Cranberry Eagle: Middlesex Township hosts public meeting to discuss transportation plan

Every two years, the Southwest Pennsylvania Commission, the metropolitan planning organization for the area that includes Butler County, updates its Transportation Improvement Plan, which is in effect for a three-year period. While the plan for 2023-26 is still in effect, the commission is working on putting together the plan for 2025-28, which comes into effect October 2024.

The commission held a public meeting at the Middlesex Township municipal building on Wednesday evening, Dec. 6, to gather feedback from Butler County residents.

Rob Vigue, Valencia Borough Council member, attended because he wanted to know how infrastructure developments around him would affect his neck of the woods.

“All this affects us directly, because Valencia’s right at the bottom, and a lot of people use Valencia to get to (Route) 228,” Vigue said. “So we always have our concerns because these can cause problems with the roads in our area, to back up and stuff like that.”

The Transportation Improvement Plan is a short-term plan for transportation projects in 10 counties and the city of Pittsburgh. Although the commission does help to procure funding through grants, it is up to agencies such as the state Department of Transportation to make sure that the plan is actually fulfilled.

“Our role is to facilitate the process of developing the TIP,” said Ryan Gordon, transportation program development manager for the commission. “And then from that point on, we turn it over to the sponsors of those projects. Most of them are PennDOT. It could be a transit agency, or it could be a local entity.”

“We have a very good relationship,” said Chad Mosco, portfolio engineer for PennDOT. “We’re very open to each other for suggestions. Ryan’s great. He communicates to us very well.”

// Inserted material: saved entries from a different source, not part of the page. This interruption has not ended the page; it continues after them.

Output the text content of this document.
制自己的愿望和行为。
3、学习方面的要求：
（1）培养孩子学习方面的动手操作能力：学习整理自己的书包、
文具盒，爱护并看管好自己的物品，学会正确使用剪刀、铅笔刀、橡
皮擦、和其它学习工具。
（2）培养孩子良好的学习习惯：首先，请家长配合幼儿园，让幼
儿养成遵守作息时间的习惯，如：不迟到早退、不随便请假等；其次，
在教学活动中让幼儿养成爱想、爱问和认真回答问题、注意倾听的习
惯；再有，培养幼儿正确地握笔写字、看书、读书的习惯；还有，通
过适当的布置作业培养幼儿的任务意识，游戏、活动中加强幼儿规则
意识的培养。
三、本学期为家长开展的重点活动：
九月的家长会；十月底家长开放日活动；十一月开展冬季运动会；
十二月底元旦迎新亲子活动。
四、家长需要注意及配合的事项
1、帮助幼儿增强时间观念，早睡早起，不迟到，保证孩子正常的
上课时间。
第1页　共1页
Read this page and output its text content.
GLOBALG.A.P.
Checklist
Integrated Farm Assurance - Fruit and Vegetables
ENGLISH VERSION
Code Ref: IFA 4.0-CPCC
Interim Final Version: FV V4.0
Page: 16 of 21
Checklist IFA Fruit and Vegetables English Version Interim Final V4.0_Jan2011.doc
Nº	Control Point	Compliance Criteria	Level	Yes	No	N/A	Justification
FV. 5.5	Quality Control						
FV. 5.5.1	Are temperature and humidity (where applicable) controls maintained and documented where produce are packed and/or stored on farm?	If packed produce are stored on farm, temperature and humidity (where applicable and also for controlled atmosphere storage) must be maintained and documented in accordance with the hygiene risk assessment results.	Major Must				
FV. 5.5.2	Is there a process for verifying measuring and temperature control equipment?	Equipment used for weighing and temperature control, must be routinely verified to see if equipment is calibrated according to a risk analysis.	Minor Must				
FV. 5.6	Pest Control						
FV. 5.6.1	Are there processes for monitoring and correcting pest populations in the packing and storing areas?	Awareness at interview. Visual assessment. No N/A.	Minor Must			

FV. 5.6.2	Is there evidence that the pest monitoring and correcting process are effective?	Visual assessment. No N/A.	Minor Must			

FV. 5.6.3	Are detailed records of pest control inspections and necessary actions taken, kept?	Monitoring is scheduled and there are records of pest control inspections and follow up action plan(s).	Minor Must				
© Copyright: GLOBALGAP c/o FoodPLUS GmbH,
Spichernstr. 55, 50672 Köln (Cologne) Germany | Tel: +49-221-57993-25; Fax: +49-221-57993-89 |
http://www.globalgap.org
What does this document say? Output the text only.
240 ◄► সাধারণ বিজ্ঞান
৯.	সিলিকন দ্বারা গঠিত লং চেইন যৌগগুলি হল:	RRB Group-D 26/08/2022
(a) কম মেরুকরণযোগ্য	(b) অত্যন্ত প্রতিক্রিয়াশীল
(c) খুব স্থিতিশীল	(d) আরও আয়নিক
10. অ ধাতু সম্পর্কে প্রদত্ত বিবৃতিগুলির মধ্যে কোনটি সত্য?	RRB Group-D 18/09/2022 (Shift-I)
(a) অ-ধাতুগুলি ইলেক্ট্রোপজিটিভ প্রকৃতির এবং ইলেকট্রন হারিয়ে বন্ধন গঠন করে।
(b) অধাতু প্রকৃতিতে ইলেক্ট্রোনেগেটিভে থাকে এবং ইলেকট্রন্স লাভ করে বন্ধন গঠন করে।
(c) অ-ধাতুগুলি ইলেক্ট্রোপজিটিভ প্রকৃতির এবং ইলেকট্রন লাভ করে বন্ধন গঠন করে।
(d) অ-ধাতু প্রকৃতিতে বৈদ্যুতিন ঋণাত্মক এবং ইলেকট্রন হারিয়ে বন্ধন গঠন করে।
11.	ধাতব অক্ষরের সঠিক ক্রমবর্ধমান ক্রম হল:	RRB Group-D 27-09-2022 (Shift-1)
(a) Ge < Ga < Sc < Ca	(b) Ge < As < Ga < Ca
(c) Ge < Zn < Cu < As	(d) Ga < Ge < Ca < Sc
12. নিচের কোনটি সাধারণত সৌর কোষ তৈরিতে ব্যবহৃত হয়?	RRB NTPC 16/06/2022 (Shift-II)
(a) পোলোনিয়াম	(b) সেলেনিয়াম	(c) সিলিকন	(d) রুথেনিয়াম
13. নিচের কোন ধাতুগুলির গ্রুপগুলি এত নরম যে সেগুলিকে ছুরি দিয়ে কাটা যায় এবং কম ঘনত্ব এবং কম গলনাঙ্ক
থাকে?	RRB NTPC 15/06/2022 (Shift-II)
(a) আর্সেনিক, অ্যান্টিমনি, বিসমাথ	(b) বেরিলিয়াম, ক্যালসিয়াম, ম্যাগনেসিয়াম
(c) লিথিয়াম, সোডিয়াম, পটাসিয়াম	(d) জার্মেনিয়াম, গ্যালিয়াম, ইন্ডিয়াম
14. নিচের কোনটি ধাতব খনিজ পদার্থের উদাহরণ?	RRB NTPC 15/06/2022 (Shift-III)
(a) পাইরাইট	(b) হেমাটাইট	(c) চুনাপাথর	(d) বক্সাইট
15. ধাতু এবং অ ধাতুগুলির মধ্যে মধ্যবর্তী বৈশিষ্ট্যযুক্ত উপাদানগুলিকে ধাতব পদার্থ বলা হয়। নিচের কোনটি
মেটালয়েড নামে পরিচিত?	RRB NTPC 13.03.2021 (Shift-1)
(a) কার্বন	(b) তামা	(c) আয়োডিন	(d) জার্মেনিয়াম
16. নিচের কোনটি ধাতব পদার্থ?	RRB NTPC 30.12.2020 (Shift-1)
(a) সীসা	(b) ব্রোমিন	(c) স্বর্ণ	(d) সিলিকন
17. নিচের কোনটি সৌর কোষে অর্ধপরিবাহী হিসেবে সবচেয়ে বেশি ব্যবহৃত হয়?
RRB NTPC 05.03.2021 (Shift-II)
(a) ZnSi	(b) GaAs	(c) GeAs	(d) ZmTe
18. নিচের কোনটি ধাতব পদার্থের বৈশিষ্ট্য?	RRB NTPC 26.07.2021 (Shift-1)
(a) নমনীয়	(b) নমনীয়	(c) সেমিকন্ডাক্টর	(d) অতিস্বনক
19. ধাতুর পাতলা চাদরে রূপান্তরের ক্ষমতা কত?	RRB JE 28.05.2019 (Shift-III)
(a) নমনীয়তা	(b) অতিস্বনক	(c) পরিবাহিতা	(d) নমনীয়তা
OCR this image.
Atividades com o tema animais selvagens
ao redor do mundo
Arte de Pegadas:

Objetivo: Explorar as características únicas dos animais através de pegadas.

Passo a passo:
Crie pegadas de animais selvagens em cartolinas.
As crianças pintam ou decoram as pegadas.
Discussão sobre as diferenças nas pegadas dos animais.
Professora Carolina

Many of the “big-ticket” items that are expected to appear on the draft 2025-28 TIP are “carry-over items” — projects included on the current or previous improvement plans that haven’t been finished yet. These include the Three Degree Road intersection, as well as the replacement of the Karns Crossing Bridge.

“They’re already in the pipeline,” Gordon said. “They’ve already been started, ‘cause there’s many phases, many years to do some of these bigger projects.”

Another major item, the Balls Bend Safety Improvement Project, is expected to finish in January 2025 at a cost of $29.7 million. It promises to ease congestion and improve safety along a section of Route 228 by adding new travel lanes, two “jug handles,” and a new signal.

Gordon said some “candidate projects” suggested by the public are under consideration for the plan. However, he admitted the commission isn’t likely to include many of them, due to the high number of carry-over projects from past plans.

“We may not get too far down on this list, because of the carry-over and cost increases,” Gordon said. “But we always are constantly looking at needs. We’re constantly talking about projects. You never know when we’re going to free up some money and we can get one of these in there.”

During the meeting, Gordon touted the commission’s progress toward achieving its goals on the “Gateway 228” improvement plan, a series of improvement projects along Route 228 in the District 10 area. Out of the 11 projects listed, six have been finished, four are currently under construction, and one is in the engineering phase.

“Other counties would just be jealous of this, because this is a lot of investment in a corridor,” Gordon said. “We’re talking hundreds of millions of dollars here in this corridor.”

The 2025-28 TIP is scheduled to enter its formal 30-day comment period in May, before the commission adopts it the following month.